Un petit plaisir parmi tant d'autres sur les plages méditerranéennes, au même titre que les voix lointaines entonnant "Chichis, chouchous, beignets, à la glace à la glace".

L'été, je me contente de plaisirs simples.

Le dernier jour, je m'étonnais de voir parmi les habitués un couple de comédiens relativement télévisuels.

Diantre, il ne manquerait plus que la petite station familiale soit désormais assaillie de people lassés des paparazzades.

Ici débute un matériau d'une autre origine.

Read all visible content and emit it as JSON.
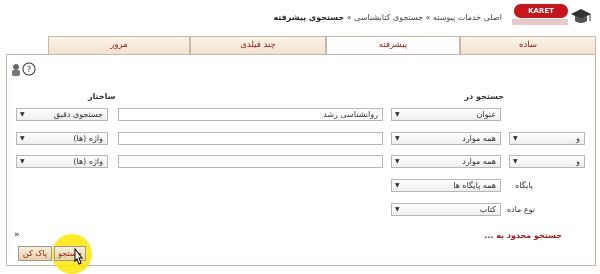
{
  "header": {
    "logo_text": "KARET",
    "breadcrumb": "اصلی خدمات پیوسته » جستجوی کتابشناسی »",
    "breadcrumb_current": "جستجوی پیشرفته"
  },
  "tabs": [
    {
      "label": "ساده"
    },
    {
      "label": "پیشرفته"
    },
    {
      "label": "چند فیلدی"
    },
    {
      "label": "مرور"
    }
  ],
  "labels": {
    "search_in": "جستجو در",
    "structure": "ساختار",
    "database": "پایگاه",
    "material_type": "نوع ماده",
    "limit": "جستجو محدود به ..."
  },
  "rows": [
    {
      "op": "",
      "field": "عنوان",
      "query": "روانشناسی رشد",
      "structure": "جستجوی دقیق"
    },
    {
      "op": "و",
      "field": "همه موارد",
      "query": "",
      "structure": "واژه (ها)"
    },
    {
      "op": "و",
      "field": "همه موارد",
      "query": "",
      "structure": "واژه (ها)"
    }
  ],
  "database_value": "همه پایگاه ها",
  "material_value": "کتاب",
  "buttons": {
    "search": "جستجو",
    "clear": "پاک کن"
  },
  "icons": {
    "help": "help-icon",
    "user": "user-question-icon",
    "cap": "graduation-cap-icon",
    "chevron": "double-chevron-down-icon"
  },
  "colors": {
    "accent": "#a31515",
    "highlight": "#ffe600",
    "logo": "#c8161d"
  }
}
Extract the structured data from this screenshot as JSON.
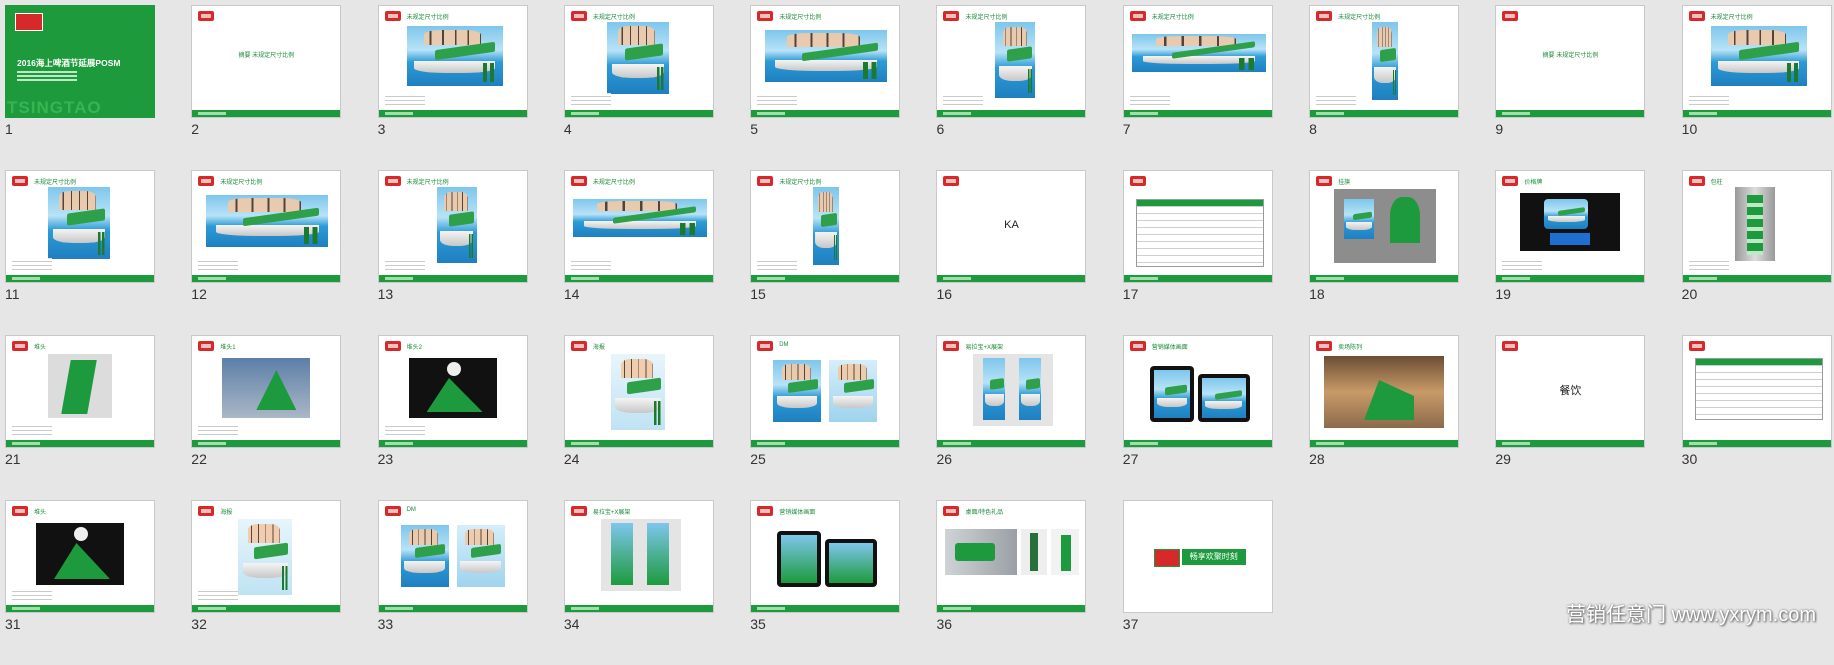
{
  "slides": [
    {
      "num": "1",
      "title": "",
      "cover_title": "2016海上啤酒节延展POSM",
      "cover_brand": "TSINGTAO"
    },
    {
      "num": "2",
      "title": "",
      "center": "摘要 未规定尺寸比例"
    },
    {
      "num": "3",
      "title": "未规定尺寸比例"
    },
    {
      "num": "4",
      "title": "未规定尺寸比例"
    },
    {
      "num": "5",
      "title": "未规定尺寸比例"
    },
    {
      "num": "6",
      "title": "未规定尺寸比例"
    },
    {
      "num": "7",
      "title": "未规定尺寸比例"
    },
    {
      "num": "8",
      "title": "未规定尺寸比例"
    },
    {
      "num": "9",
      "title": "",
      "center": "摘要 未规定尺寸比例"
    },
    {
      "num": "10",
      "title": "未规定尺寸比例"
    },
    {
      "num": "11",
      "title": "未规定尺寸比例"
    },
    {
      "num": "12",
      "title": "未规定尺寸比例"
    },
    {
      "num": "13",
      "title": "未规定尺寸比例"
    },
    {
      "num": "14",
      "title": "未规定尺寸比例"
    },
    {
      "num": "15",
      "title": "未规定尺寸比例"
    },
    {
      "num": "16",
      "title": "",
      "center": "KA"
    },
    {
      "num": "17",
      "title": ""
    },
    {
      "num": "18",
      "title": "挂旗"
    },
    {
      "num": "19",
      "title": "价格牌"
    },
    {
      "num": "20",
      "title": "包柱"
    },
    {
      "num": "21",
      "title": "堆头"
    },
    {
      "num": "22",
      "title": "堆头1"
    },
    {
      "num": "23",
      "title": "堆头2"
    },
    {
      "num": "24",
      "title": "海报"
    },
    {
      "num": "25",
      "title": "DM"
    },
    {
      "num": "26",
      "title": "易拉宝+X展架"
    },
    {
      "num": "27",
      "title": "营销媒体画面"
    },
    {
      "num": "28",
      "title": "卖场陈列"
    },
    {
      "num": "29",
      "title": "",
      "center": "餐饮"
    },
    {
      "num": "30",
      "title": ""
    },
    {
      "num": "31",
      "title": "堆头"
    },
    {
      "num": "32",
      "title": "海报"
    },
    {
      "num": "33",
      "title": "DM"
    },
    {
      "num": "34",
      "title": "易拉宝+X展架"
    },
    {
      "num": "35",
      "title": "营销媒体画面"
    },
    {
      "num": "36",
      "title": "桌面/特色礼品"
    },
    {
      "num": "37",
      "title": "",
      "end_text": "畅享欢聚时刻"
    }
  ],
  "watermark": "营销任意门 www.yxrym.com"
}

Si Jean Roch rachète la paillote, je ne réponds plus de rien, laissez-moi s'il vous plaît mon havre de paix familial et ma vue privilégiée sur ces Beach Boys bands.


Une fois revenue sur le bitume, je racontai la scène à mon belge théâtreux préféré - dont vous entendrez certainement parler dans les prochaines années, si ce n'est dans les prochains mois, j'en fais le serment. Nous commençâmes à imaginer le tableau transposé en Mer du Nord. Une grande scène en perspective. Si vous le voyez au hasard d'une scène, contant les péripéties d'un plagiste à Ostende, pensez à ce taxi-boy balnéaire qui se lèvera demain matin à 7H, pour mettre en place ses matelas.


La vie n'est pas aussi facile que l'on croit pour les tablettes de chocolat qui font fondre les starlettes en culotte Tena.